Campaigner Cheyenne O’Connor, who is a two-time Pride of Jersey finalist and who campaigned earlier this year for sex offenders to be subject to notification requirements for life, said it was ‘unbelievable’ that the man had been removed from the register.

‘He shouldn’t be off the register. He can’t even comprehend the fact he has damaged these children and still protests his innocence. Until he can admit what he’s done and see the impact it would have had on these children he shouldn’t even be able to apply to come off it.’

Miss O’Connor, who is also well know for her work catching sex offenders online using decoy accounts, said the man’s name should not have been redacted from court papers.

According to a judgment, the applicant argued for his application to be hidden from the public completely. However, the court, referencing the case of the Jersey Evening Post v Al Thani and Four Others, ruled otherwise. The applicant said the court should have sat in private to ‘avoid opening the doors against similar abuse to my wife and her daughters, as has been going on over recent years and… to myself’.

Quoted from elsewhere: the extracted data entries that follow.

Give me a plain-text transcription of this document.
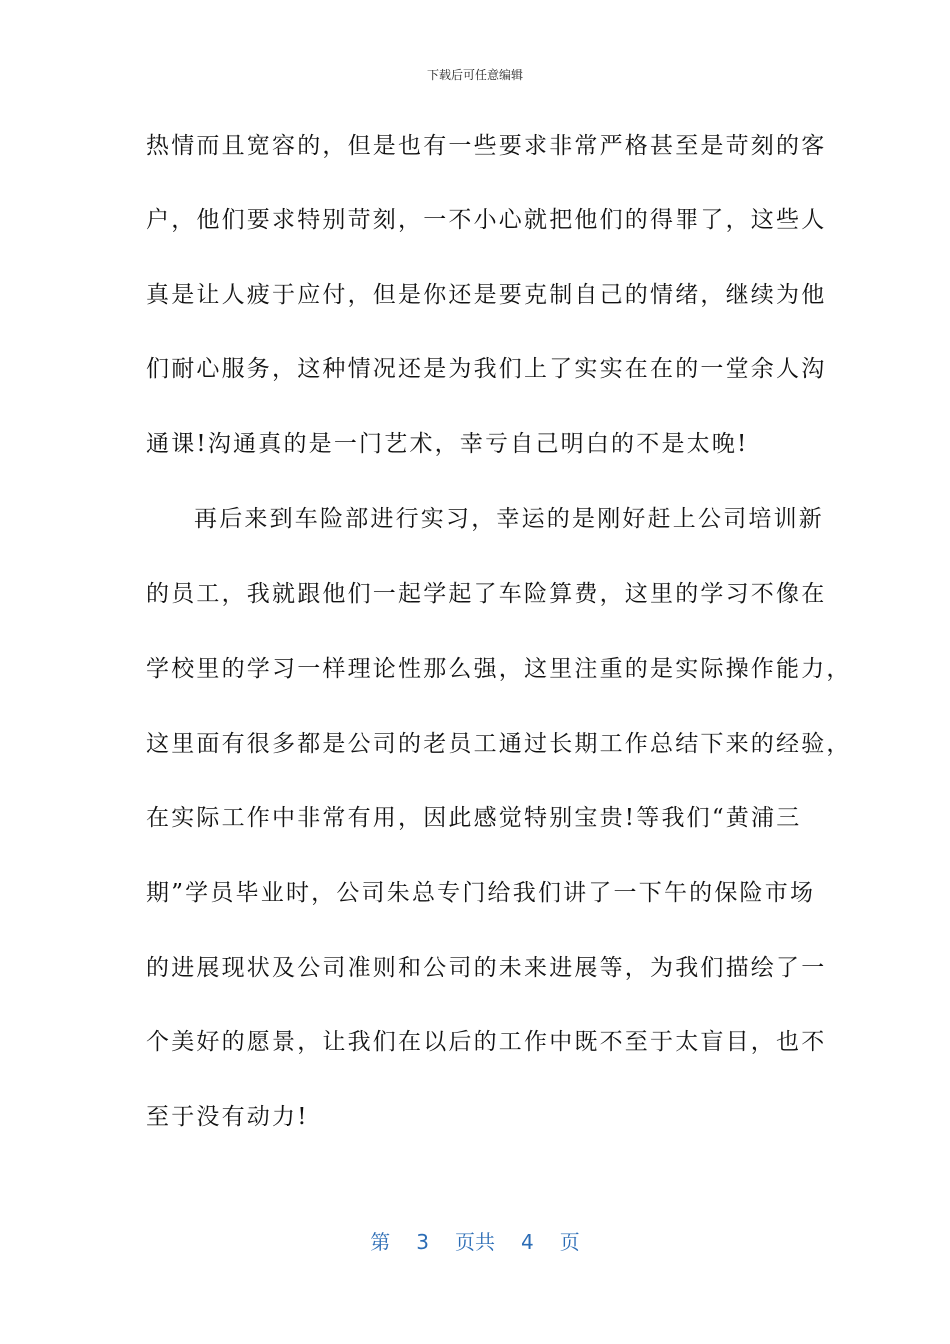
下载后可任意编辑
热情而且宽容的，但是也有一些要求非常严格甚至是苛刻的客
户，他们要求特别苛刻，一不小心就把他们的得罪了，这些人
真是让人疲于应付，但是你还是要克制自己的情绪，继续为他
们耐心服务，这种情况还是为我们上了实实在在的一堂余人沟
通课!沟通真的是一门艺术，幸亏自己明白的不是太晚!
再后来到车险部进行实习，幸运的是刚好赶上公司培训新
的员工，我就跟他们一起学起了车险算费，这里的学习不像在
学校里的学习一样理论性那么强，这里注重的是实际操作能力，
这里面有很多都是公司的老员工通过长期工作总结下来的经验，
在实际工作中非常有用，因此感觉特别宝贵!等我们“黄浦三
期”学员毕业时，公司朱总专门给我们讲了一下午的保险市场
的进展现状及公司准则和公司的未来进展等，为我们描绘了一
个美好的愿景，让我们在以后的工作中既不至于太盲目，也不
至于没有动力!
第 3 页共 4 页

In 2002, this newspaper went to court to defend the media’s right to report cases held in the Jersey courts in the interests of democracy and open justice. The Royal Court ruled that court cases should be held in public except when there were compelling reasons not to because the administration of justice would be adversely affected.

According to court papers, the applicant considered the notification requirements to be an ‘additional ongoing penalty against him’ and had affected a trip he and his wife were due to go on to France with friends.

Other factors that led to the court’s decision included:

  • the original offences were at the ‘lower end of the scale in terms of seriousness’
  • the applicant was at the lower end of the moderate band of risk of re-offending
  • he has the support of his wife and step-daughters
  • he has ongoing health problems including short-term memory loss which increases ‘the potential for inadvertent breaches of the notification requirements’.

The court concluded: ‘For all these reasons, the court concluded that the risk of sexual harm that the applicant posed did not justify his being subject to the notification requirements and they were accordingly lifted.’